In episode 3, Yawar makes a reappearance as Babar (Adeel Hussain) and Mona’s mother, Shaista (Uzma Beg), conspire to set him up with Mona. As with their first meeting, Mona is yet again caught off guard, not realizing a small family dinner was, in fact, yet another opportunity to throw Yawar and Mona together. While Mona does not harbor ill feelings for Yawar and the two even seem to get along well with one another, Mona able to talk more freely with Yawar than with her own brother-in-law and mother, Mona is unimpressed by her family’s tactics – as well as their low opinion of her, believing her to be worthy of a divorcee with a child as her first real proposal. Mona, to put an end to this discussion, tells Yawar that she’s in love with someone else – which he gracefully accepts. The way this scenario has been presented is great, because we can connect to Mona and what she’s feeling. Ironically, Yawar and Mona seem to share great chemistry and give off positive vibes as a duo. Could Yawar potentially be a good match? And is it jumping the gun to potentially want them together? Meanwhile, Mona has created a new monster with her declaration, her family now believing Irfan (Muhammad Hunbal) to be the man of interest. As a viewer, it’s confusing to see exactly where the show is headed in this arena. Is Irfan potentially Mona’s “true” love interest? Regardless, whether it’s Yawar or Irfan or her father, Mona is surrounded by some good guys (barring Babar).
However, even Babar has some nice moments in this episode as we see him interacting with Samia (Sabeeka Imam) and Ayaan. He generally seems to be in a happier mood with his family, even praising Samia. Babar is a fascinating character, because he’s not an outwardly “evil” guy. He’s just a man who has been trained in a certain way and believes women should fit into a certain mold. How many men like this exist in society? The nuances Adeel has added to his performance make Babar feel like a person we may know in real life. Meanwhile, Samia’s mental health has hit a low. She is visibly depressed, Mona taking note of it and attempting to direct her to a good doctor. This idea is, of course, met with disgust by Shaista. Talk of mental health issues is considered taboo in south Asian society and the reactions of Shaista, Babar and even Samia herself is a clear depiction of that. It’s also handled nicely in that Samia isn’t a walking corpse, rather it’s just in those quiet moments that we can see what’s going on with her. Fortunately, while Samia’s mother and husband may not be supportive, she has a supportive sister in Mona and a supportive, loving father in Khalid (Adnan Jaffar). Khalid is the father every girl deserves, someone who does not want to force his choices up on his children, but also wants them to understand that he’s there for them whenever they need him. His worry for Samia, however, is visible as he is troubled seeing her condition. Will her family be able to get Samia the help she needs and pull her out of denial?

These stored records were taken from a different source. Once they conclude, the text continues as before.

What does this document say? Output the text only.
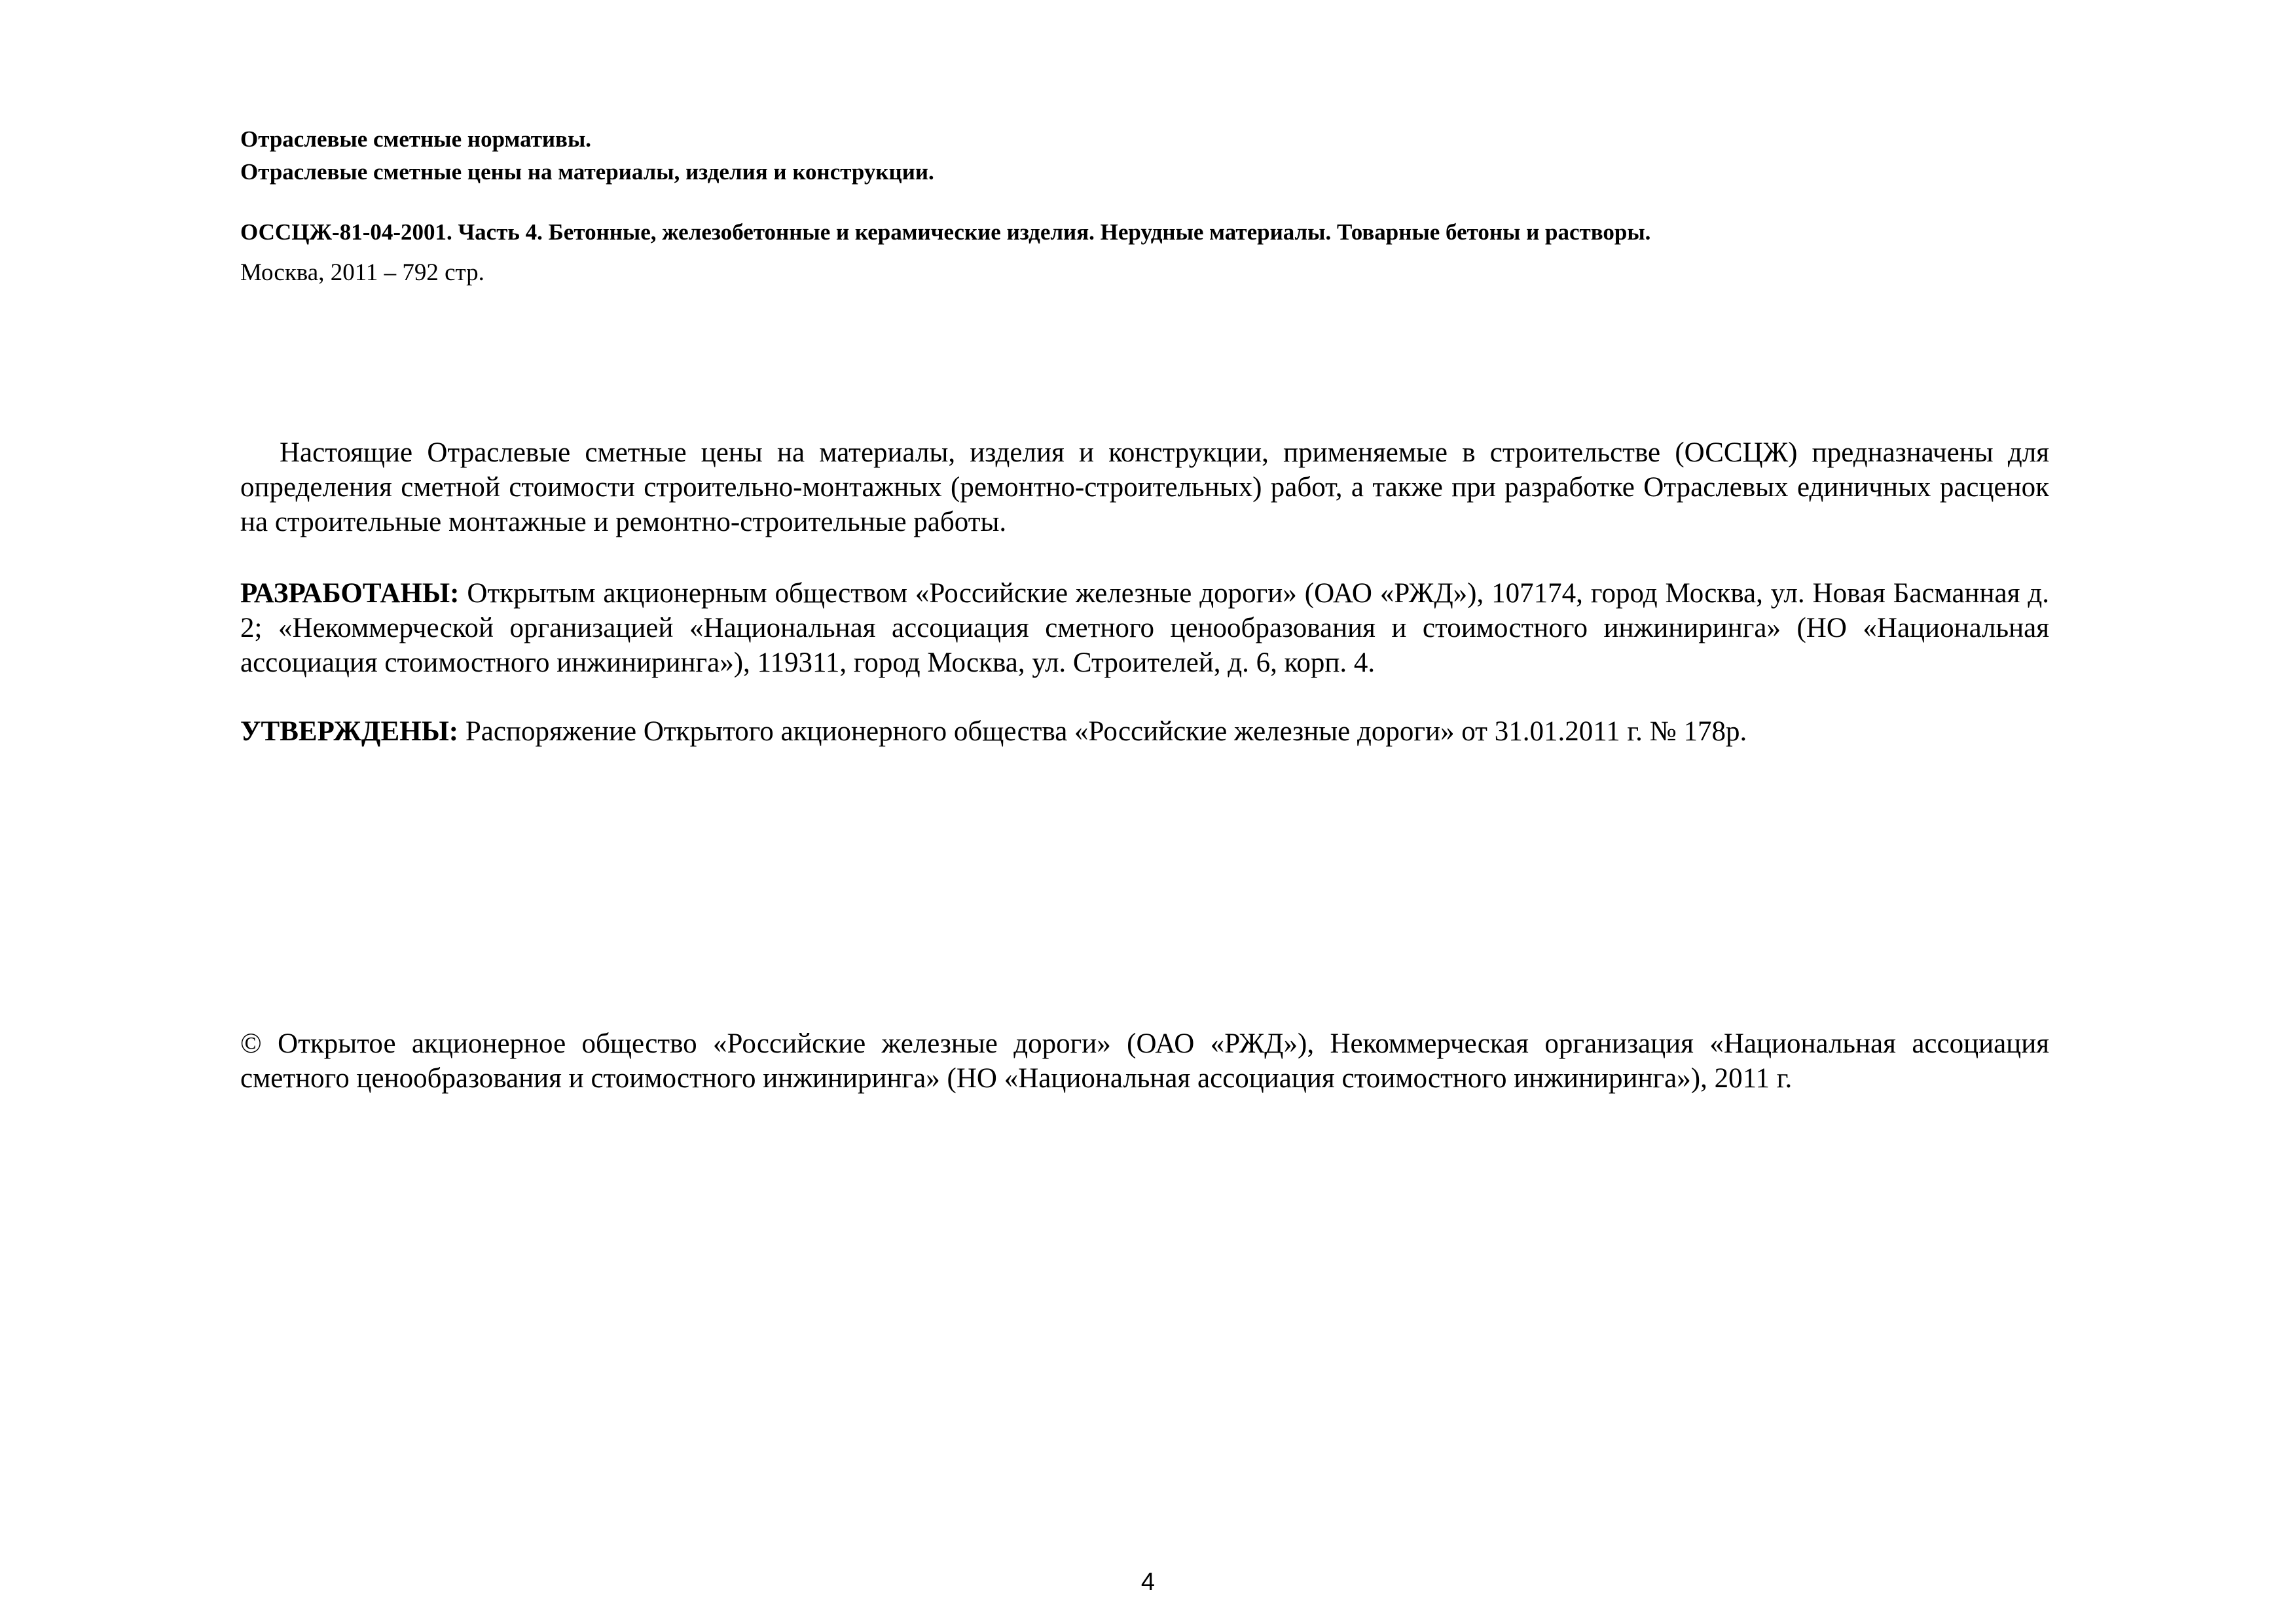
Отраслевые сметные нормативы.
Отраслевые сметные цены на материалы, изделия и конструкции.
ОССЦЖ-81-04-2001. Часть 4. Бетонные, железобетонные и керамические изделия. Нерудные материалы. Товарные бетоны и растворы.
Москва, 2011 – 792 стр.
Настоящие Отраслевые сметные цены на материалы, изделия и конструкции, применяемые в строительстве (ОССЦЖ) предназначены для определения сметной стоимости строительно-монтажных (ремонтно-строительных) работ, а также при разработке Отраслевых единичных расценок на строительные монтажные и ремонтно-строительные работы.
РАЗРАБОТАНЫ: Открытым акционерным обществом «Российские железные дороги» (ОАО «РЖД»), 107174, город Москва, ул. Новая Басманная д. 2; «Некоммерческой организацией «Национальная ассоциация сметного ценообразования и стоимостного инжиниринга» (НО «Национальная ассоциация стоимостного инжиниринга»), 119311, город Москва, ул. Строителей, д. 6, корп. 4.
УТВЕРЖДЕНЫ: Распоряжение Открытого акционерного общества «Российские железные дороги» от 31.01.2011 г. № 178р.
© Открытое акционерное общество «Российские железные дороги» (ОАО «РЖД»), Некоммерческая организация «Национальная ассоциация сметного ценообразования и стоимостного инжиниринга» (НО «Национальная ассоциация стоимостного инжиниринга»), 2011 г.
4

“Pyari Mona” is nothing but praise-worthy. There is little to critique, because the way the story is presenting itself and unraveling is an intelligent enjoyable experience, rather than being only educational or created simply for entertainment. From Sanam Jung as Mona to Adeel Hussain as the controlling Babar to Adnan Jaffar as the supportive father, these characters feel real, like people we know in real life, and that’s where “Pyari Mona” is a winner. With three episodes down, it has been three weeks of exclaiming “it’s over already?” at the end of the episode – and that’s high praise!